With our requirement that all teachers provide phonemic awareness instruction, we saw students in middle and high school making two, three, and even four grade-level jumps in their reading ability. We saw many students in elementary school making greater than a grade-level gain during a single semester. Simply put, students need the foundational skills so they can learn the more advanced skills. (See “Students can only learn the next step” in chapter two.)

Common Misconceptions Regarding Phonemic Awareness

  1. Children will grasp phonemic awareness naturally, such as through nursery rhymes and songs.
  2. Children past a certain grade, such as first or second grade, will have mastered phonemic awareness and do not require any additional instruction.
  3. Phonemic awareness skills, in general, do not progress beyond a first or second grade level, i.e., there is no more to learn.

The first two assumptions are mistakes because, obviously, students are not mastering phonemic awareness skills. Their reading difficulties indicate that they are not grasping phonemic awareness, and later instruction in phonemic awareness produces measurable reading improvement.

Common reading assessments may indicate that a student has “mastered” phonemic awareness, but assessments may not measure phonemic awareness skills past the second grade or third grade. The assessments we used for our reading programs had this problem. The pre-test results would indicate that students had achieved mastery, leading tutors to believe that they did not need to provide any instruction in this reading skill (in spite of our requirements). We had to teach them what “mastery” meant: “mastery” meant only that the student had achieved second grade level. For a student in second grade, that was fine; for a student in third grade or higher, not so much.

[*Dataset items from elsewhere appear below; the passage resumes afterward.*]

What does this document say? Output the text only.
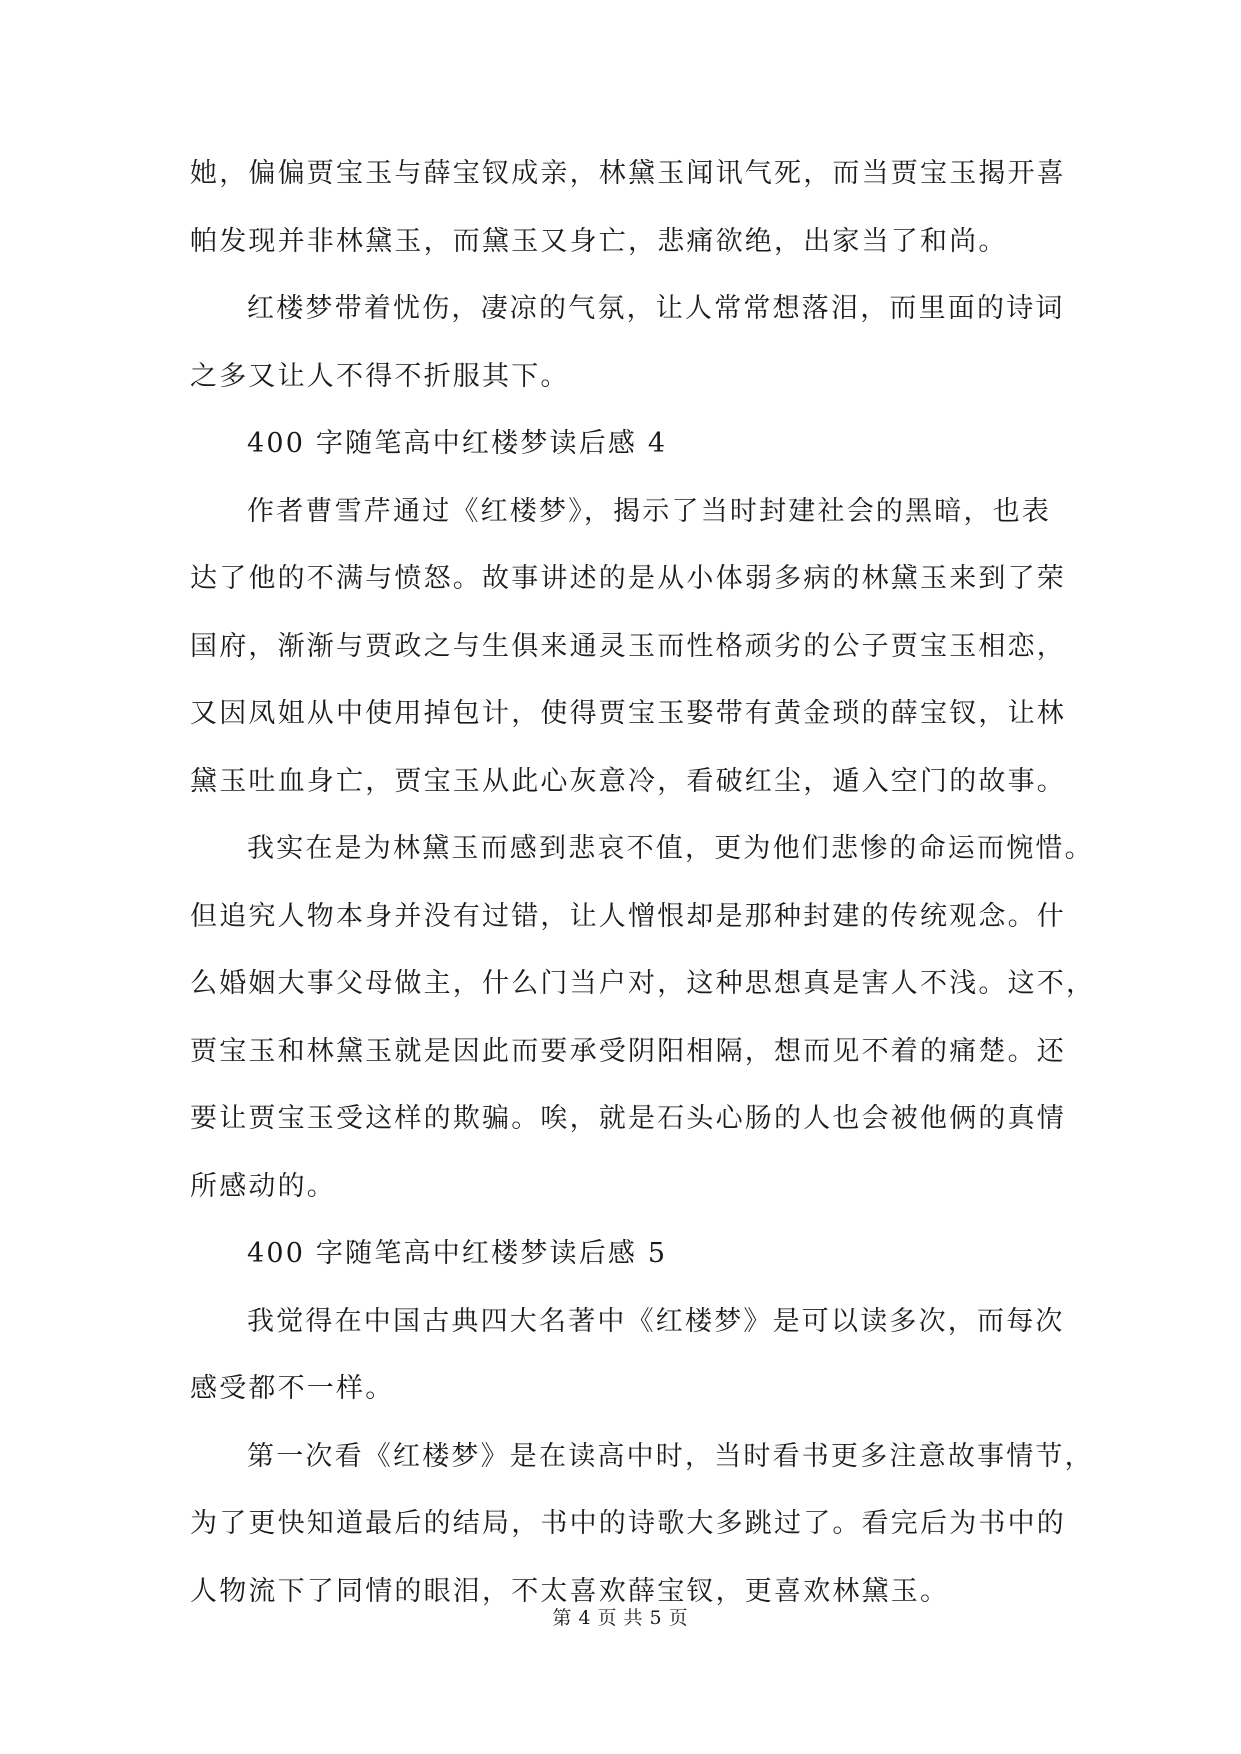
她，偏偏贾宝玉与薛宝钗成亲，林黛玉闻讯气死，而当贾宝玉揭开喜
帕发现并非林黛玉，而黛玉又身亡，悲痛欲绝，出家当了和尚。
红楼梦带着忧伤，凄凉的气氛，让人常常想落泪，而里面的诗词
之多又让人不得不折服其下。
400 字随笔高中红楼梦读后感 4
作者曹雪芹通过《红楼梦》，揭示了当时封建社会的黑暗，也表
达了他的不满与愤怒。故事讲述的是从小体弱多病的林黛玉来到了荣
国府，渐渐与贾政之与生俱来通灵玉而性格顽劣的公子贾宝玉相恋，
又因凤姐从中使用掉包计，使得贾宝玉娶带有黄金琐的薛宝钗，让林
黛玉吐血身亡，贾宝玉从此心灰意冷，看破红尘，遁入空门的故事。
我实在是为林黛玉而感到悲哀不值，更为他们悲惨的命运而惋惜。
但追究人物本身并没有过错，让人憎恨却是那种封建的传统观念。什
么婚姻大事父母做主，什么门当户对，这种思想真是害人不浅。这不，
贾宝玉和林黛玉就是因此而要承受阴阳相隔，想而见不着的痛楚。还
要让贾宝玉受这样的欺骗。唉，就是石头心肠的人也会被他俩的真情
所感动的。
400 字随笔高中红楼梦读后感 5
我觉得在中国古典四大名著中《红楼梦》是可以读多次，而每次
感受都不一样。
第一次看《红楼梦》是在读高中时，当时看书更多注意故事情节，
为了更快知道最后的结局，书中的诗歌大多跳过了。看完后为书中的
人物流下了同情的眼泪，不太喜欢薛宝钗，更喜欢林黛玉。
第 4 页 共 5 页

The third assumption is a mistake because, frankly, phonemic awareness skills become more sophisticated than the level taught in the lowest elementary grades. Phonemic awareness progresses from individual sounds to patterns, enunciation, accents, meters, and rhythms. For example, teachers generally introduce the concept of poetic meters around the fourth or fifth grade. The ability to identify meter, with a regular pattern and number of accented and unaccented syllables, is a phonemic awareness skill.

The bottom line

Most students struggling to read will benefit from explicit instruction in phonemic awareness, and all students benefit from instruction in increasingly sophisticated phonemic awareness skills.